Mariannelund is situated in the Småland highlands (elevation 118–280 metres above sea level), 39 km east of Eksjö. A railway running from Jönköping by lake Vättern to the Baltic Sea crosses through Mariannelund as well as the coast to coast road number 40. The river Bruza floats through Mariannelund and is part of the greater Em river system. The industry is dominated by forest and building companies.

Together with the neighbouring parish of Kråkshult Mariannelund formed its own municipality (township) until it joined with Eksjö in 1971.

Mariannelund is probably mostly known through the stories of Astrid Lindgren, mostly her books about Emil i Lönneberga. Mariannelund is home to the Doctor, whom the people of the Katthult farm need to visit regularly. The movies based on the books about Emil were filmed in Mariannelund in the beginning of the 1970s.

The nature in and around Mariannelund is hilly and rich in forest.
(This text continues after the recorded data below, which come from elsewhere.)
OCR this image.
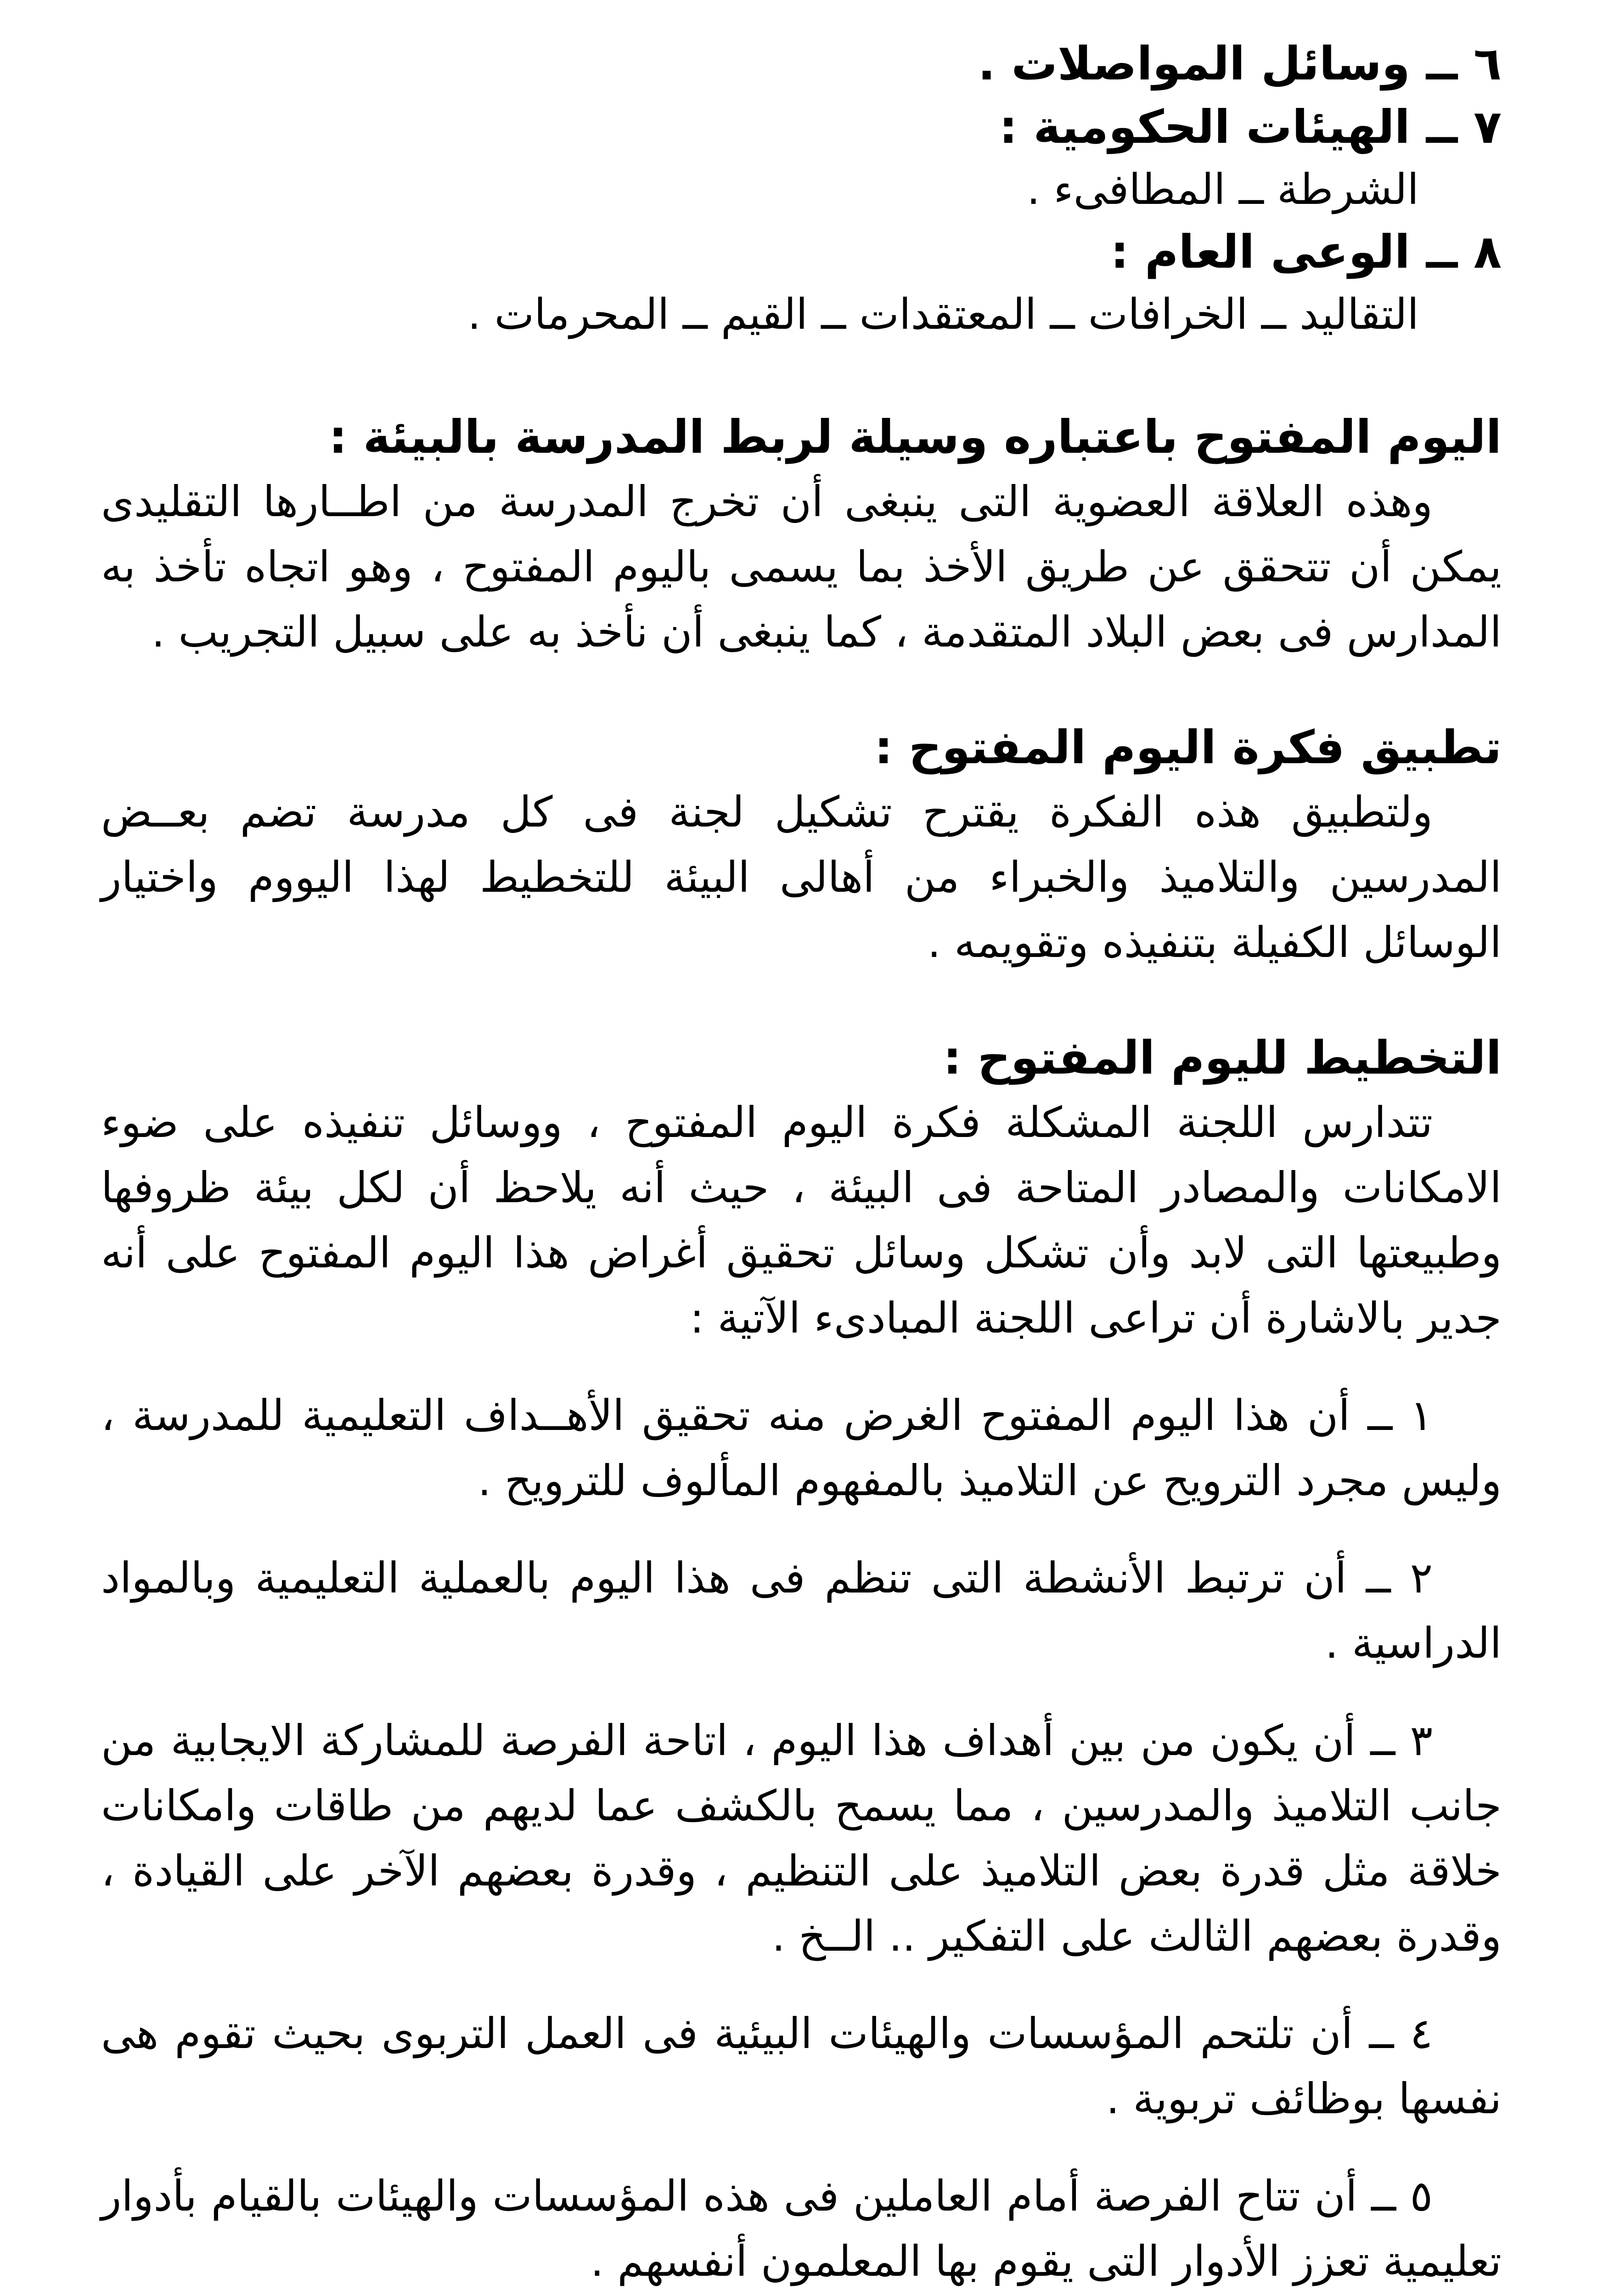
٦ ــ وسائل المواصلات .

٧ ــ الهيئات الحكومية :

الشرطة ــ المطافىء .

٨ ــ الوعى العام :

التقاليد ــ الخرافات ــ المعتقدات ــ القيم ــ المحرمات .

اليوم المفتوح باعتباره وسيلة لربط المدرسة بالبيئة :

وهذه العلاقة العضوية التى ينبغى أن تخرج المدرسة من اطــارها التقليدى يمكن أن تتحقق عن طريق الأخذ بما يسمى باليوم المفتوح ، وهو اتجاه تأخذ به المدارس فى بعض البلاد المتقدمة ، كما ينبغى أن نأخذ به على سبيل التجريب .

تطبيق فكرة اليوم المفتوح :

ولتطبيق هذه الفكرة يقترح تشكيل لجنة فى كل مدرسة تضم بعــض المدرسين والتلاميذ والخبراء من أهالى البيئة للتخطيط لهذا اليووم واختيار الوسائل الكفيلة بتنفيذه وتقويمه .

التخطيط لليوم المفتوح :

تتدارس اللجنة المشكلة فكرة اليوم المفتوح ، ووسائل تنفيذه على ضوء الامكانات والمصادر المتاحة فى البيئة ، حيث أنه يلاحظ أن لكل بيئة ظروفها وطبيعتها التى لابد وأن تشكل وسائل تحقيق أغراض هذا اليوم المفتوح على أنه جدير بالاشارة أن تراعى اللجنة المبادىء الآتية :

١ ــ أن هذا اليوم المفتوح الغرض منه تحقيق الأهــداف التعليمية للمدرسة ، وليس مجرد الترويح عن التلاميذ بالمفهوم المألوف للترويح .

٢ ــ أن ترتبط الأنشطة التى تنظم فى هذا اليوم بالعملية التعليمية وبالمواد الدراسية .

٣ ــ أن يكون من بين أهداف هذا اليوم ، اتاحة الفرصة للمشاركة الايجابية من جانب التلاميذ والمدرسين ، مما يسمح بالكشف عما لديهم من طاقات وامكانات خلاقة مثل قدرة بعض التلاميذ على التنظيم ، وقدرة بعضهم الآخر على القيادة ، وقدرة بعضهم الثالث على التفكير .. الــخ .

٤ ــ أن تلتحم المؤسسات والهيئات البيئية فى العمل التربوى بحيث تقوم هى نفسها بوظائف تربوية .

٥ ــ أن تتاح الفرصة أمام العاملين فى هذه المؤسسات والهيئات بالقيام بأدوار تعليمية تعزز الأدوار التى يقوم بها المعلمون أنفسهم .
Several peculiar and mighty natural phenomena are to be found in the surroundings. Amongst these are Runkesten, a large rock standing on its edge and most probably the largest rock on earth which can be put into motion by human hand. Other natural phenomena around Mariannelund are several mighty and narrow gorges and the Kvill oak.

Mariannelund grew considerably in the beginning of the 20th century. Heavy industry dominated the town for many years. Since the large paper factory was dismantled in the 1970s, Mariannelund has more and more become a centre for tourism.